Another interesting finding is the predominance of adenocarcinoma among never-smoking patients, which is consistent with the results of previous studies.7,24,25
Although this histological variant is most commonly found in women, never-smoking men also showed a higher proportion of adenocarcinoma in our study, suggesting that a factor unrelated to sex is responsible for the predominance of adenocarcinomas in the never-smoking population. Several genetic alterations have been described that may contribute to the development of adenocarcinoma in nonsmokers. Two main pathways for the development of lung adenocarcinoma have been described: the KRAS and the epidermal growth factor receptor (EGFR)20
pathways.
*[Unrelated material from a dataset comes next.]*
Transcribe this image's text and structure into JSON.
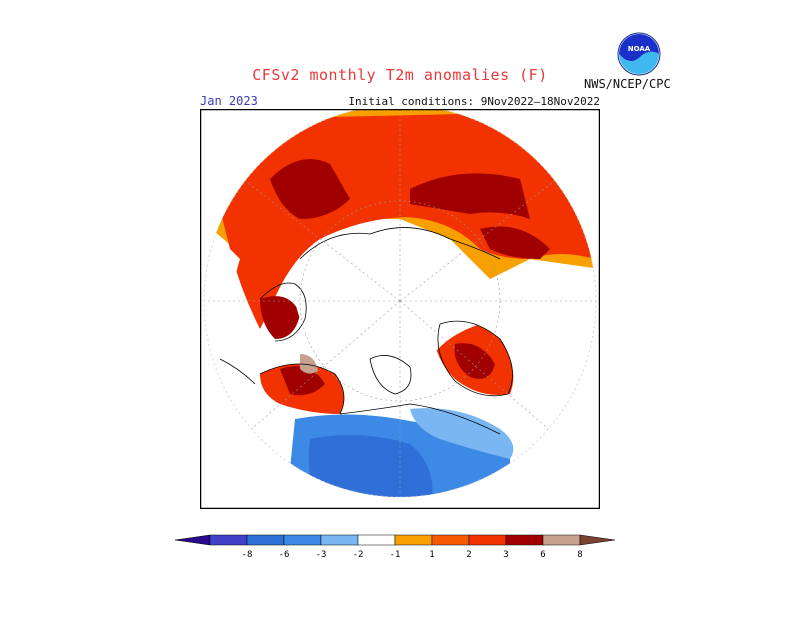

KRAS mutations are generally linked to tobacco consumption, and the EGFR pathway is generally associated with nonsmokers.26-28
Recent studies have indicated that patients with mutations in the EGFR gene respond better to treatment with EGFR tyrosine kinase inhibitors.29,30
Although KRAS mutations are historically considered to represent a tumorigenic pathway in smokers, their prevalence has been reported to be similar in smokers and nonsmokers; however, differences in mutation type have been reported.31
Though this is still controversial, molecular differences between groups may be responsible for distinct clinical manifestations and responses to treatment. As biomarkers may be used for risk stratification and treatment selection, new pathogenic pathways are being studied.32,33
In contrast to studies in Asian populations, we did not find differences in the age of diagnosis among never-smokers compared with ever-smokers.34
Our findings are consistent with the results of studies performed in Europe and the United States, where this disease occurs mainly in older adults. These differences may be explained by the hypothesis that indoor air pollutants, such as cooking fumes, play a role in lung carcinogenesis in developing countries, although there is some controversy surrounding this issue.35
Exposure to cooking fumes is common in Brazil; however, we lacked information regarding our participants' exposure levels to such fumes.
As lung cancer is considered a disease of smokers,36,37
never-smoker patients may experience either late presentation or late diagnosis on the part of physicians. The majority of our patients presented with the disease at later stages; however, when the group of never-smokers was analyzed for gender associations, we found that women were more likely than men to have lung cancer diagnosed at a more advanced stage. It is noteworthy that we did not find differences in extrathoracic disease between never-smokers and ever-smokers. Consequently, the clinical threshold for investigating symptomatic never-smokers must be lower.
The limitations of our study are related to the lack of information about passive smoking and cooking fume exposure as well as molecular analyses of the tumors. However, the epidemiological behavior of our never-smoker sample confirmed that even a racially varied population, as found in Brazil, follows the same model as that of never-smokers in other parts of the world.
In conclusion, the vast majority of never-smoker lung cancer patients were female and exhibited adenocarcinoma as the predominant histological type. Additionally, the female never-smoker patients showed a higher proportion of advanced disease, although the proportion with extrathoracic metastasis was similar to that of male never-smokers. Among NSCLC patients, after adjusting for age, female gender and adenocarcinoma, being a never-smoker with early treatment of the disease and having a higher Karnofsky Performance Status Scale were associated with a better prognosis. Lung cancer in never-smokers has a different clinical profile, with a distinctly lower mortality rate compared to lung cancer among smokers, which reflects a singular clinical behavior and natural history.